2. newspapers.com – I only just started using this site and haven’t paid yet. The searching is painful, especially if the subject has a common name, but it is a good resource for filling in gaps and finding interesting tidbits.
3. jewishgen.org – a very old site (the design shows it), but it provides a way to get in touch with other genealogists researching the same names/regions. So far, I have not found it very beneficial, but it seems very useful if you actually know anything about your more distant Jewish ancestry.
4. rootsireland.ie – database of Irish church and civil records. Some counties are very thorough and others are not. It’s a pay per view service, and rather expensive if you aren’t sure what you’re looking for, but it has a lot of information that I haven’t found elsewhere.

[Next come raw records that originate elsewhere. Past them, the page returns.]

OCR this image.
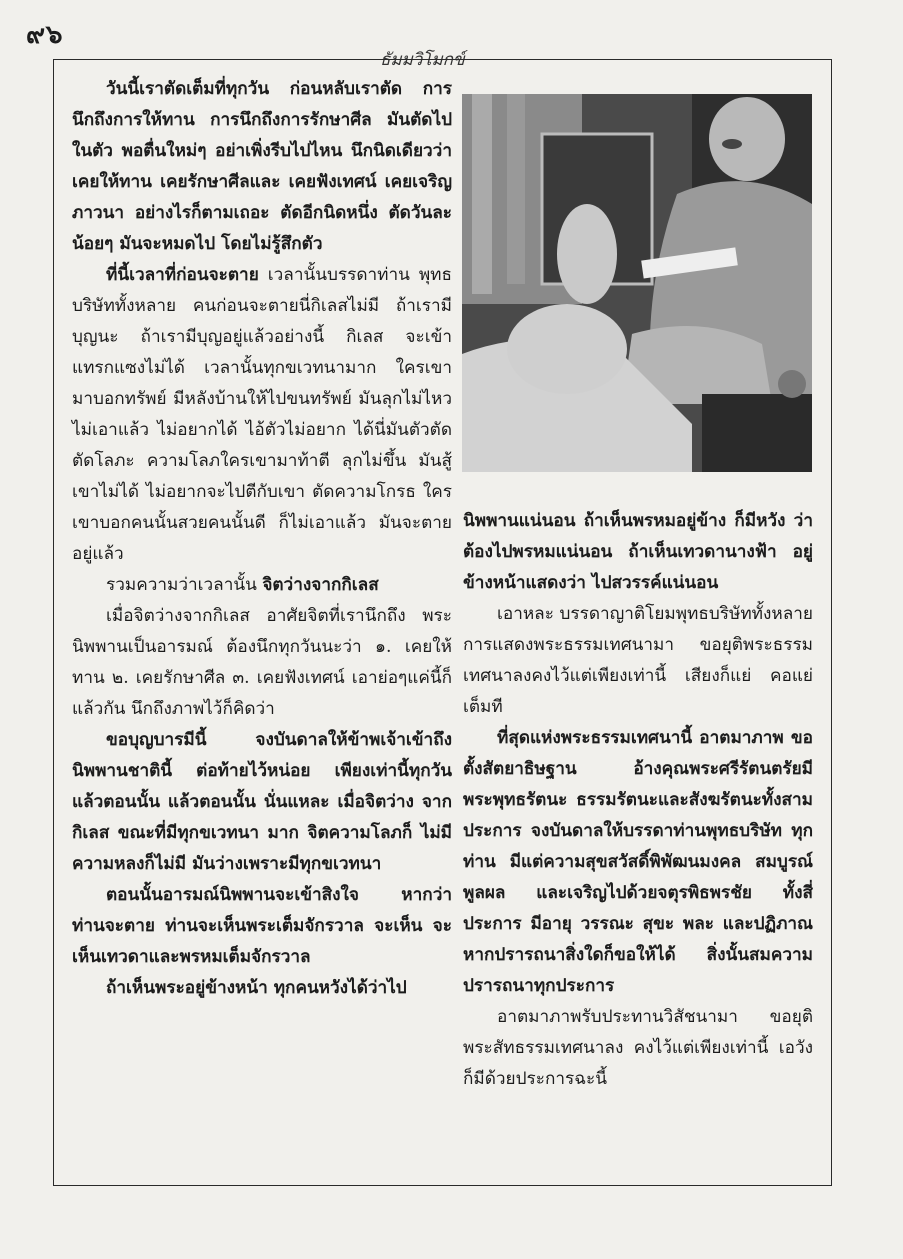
๙๖
ธัมมวิโมกข์

วันนี้เราตัดเต็มที่ทุกวัน ก่อนหลับเราตัด การนึกถึงการให้ทาน การนึกถึงการรักษาศีล มันตัดไปในตัว พอตื่นใหม่ๆ อย่าเพิ่งรีบไปไหน นึกนิดเดียวว่าเคยให้ทาน เคยรักษาศีลและ เคยฟังเทศน์ เคยเจริญภาวนา อย่างไรก็ตามเถอะ ตัดอีกนิดหนึ่ง ตัดวันละน้อยๆ มันจะหมดไป โดยไม่รู้สึกตัว

ที่นี้เวลาที่ก่อนจะตาย เวลานั้นบรรดาท่าน พุทธบริษัททั้งหลาย คนก่อนจะตายนี่กิเลสไม่มี ถ้าเรามีบุญนะ ถ้าเรามีบุญอยู่แล้วอย่างนี้ กิเลส จะเข้าแทรกแซงไม่ได้ เวลานั้นทุกขเวทนามาก ใครเขามาบอกทรัพย์ มีหลังบ้านให้ไปขนทรัพย์ มันลุกไม่ไหว ไม่เอาแล้ว ไม่อยากได้ ไอ้ตัวไม่อยาก ได้นี่มันตัวตัด ตัดโลภะ ความโลภใครเขามาท้าตี ลุกไม่ขึ้น มันสู้เขาไม่ได้ ไม่อยากจะไปตีกับเขา ตัดความโกรธ ใครเขาบอกคนนั้นสวยคนนั้นดี ก็ไม่เอาแล้ว มันจะตายอยู่แล้ว

รวมความว่าเวลานั้น จิตว่างจากกิเลส

เมื่อจิตว่างจากกิเลส อาศัยจิตที่เรานึกถึง พระนิพพานเป็นอารมณ์ ต้องนึกทุกวันนะว่า ๑. เคยให้ทาน ๒. เคยรักษาศีล ๓. เคยฟังเทศน์ เอาย่อๆแค่นี้ก็แล้วกัน นึกถึงภาพไว้ก็คิดว่า

ขอบุญบารมีนี้ จงบันดาลให้ข้าพเจ้าเข้าถึง นิพพานชาตินี้ ต่อท้ายไว้หน่อย เพียงเท่านี้ทุกวัน แล้วตอนนั้น แล้วตอนนั้น นั่นแหละ เมื่อจิตว่าง จากกิเลส ขณะที่มีทุกขเวทนา มาก จิตความโลภก็ ไม่มี ความหลงก็ไม่มี มันว่างเพราะมีทุกขเวทนา

ตอนนั้นอารมณ์นิพพานจะเข้าสิงใจ หากว่า ท่านจะตาย ท่านจะเห็นพระเต็มจักรวาล จะเห็น จะเห็นเทวดาและพรหมเต็มจักรวาล

ถ้าเห็นพระอยู่ข้างหน้า ทุกคนหวังได้ว่าไป

นิพพานแน่นอน ถ้าเห็นพรหมอยู่ข้าง ก็มีหวัง ว่า ต้องไปพรหมแน่นอน ถ้าเห็นเทวดานางฟ้า อยู่ข้างหน้าแสดงว่า ไปสวรรค์แน่นอน

เอาหละ บรรดาญาติโยมพุทธบริษัททั้งหลาย การแสดงพระธรรมเทศนามา ขอยุติพระธรรม เทศนาลงคงไว้แต่เพียงเท่านี้ เสียงก็แย่ คอแย่ เต็มที

ที่สุดแห่งพระธรรมเทศนานี้ อาตมาภาพ ขอตั้งสัตยาธิษฐาน อ้างคุณพระศรีรัตนตรัยมี พระพุทธรัตนะ ธรรมรัตนะและสังฆรัตนะทั้งสาม ประการ จงบันดาลให้บรรดาท่านพุทธบริษัท ทุกท่าน มีแต่ความสุขสวัสดิ์พิพัฒนมงคล สมบูรณ์พูลผล และเจริญไปด้วยจตุรพิธพรชัย ทั้งสี่ประการ มีอายุ วรรณะ สุขะ พละ และปฏิภาณ หากปรารถนาสิ่งใดก็ขอให้ได้ สิ่งนั้นสมความปรารถนาทุกประการ

อาตมาภาพรับประทานวิสัชนามา ขอยุติ พระสัทธรรมเทศนาลง คงไว้แต่เพียงเท่านี้ เอวังก็มีด้วยประการฉะนี้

5. italiangen.org – has indices of a number of useful collections of genealogical data in the New York area, particularly New York City vital records. When I first started, I relied on this for NYC records, but lately Ancestry.com has been adding some of these indices.
6. NYC Municipal Archives – You can go in to look at records on microfilm or pay $15 to have them make a copy and mail it to you. You can find the certificate numbers from italiangen.org. Not everything is indexed on italiangen, though.
7. Yad Vashem – database of Holocaust victims. It occasionally has useful source citations for the names, and often has hometowns. It is only helpful for Jews; they don’t list members of other groups that were murdered by the Nazis.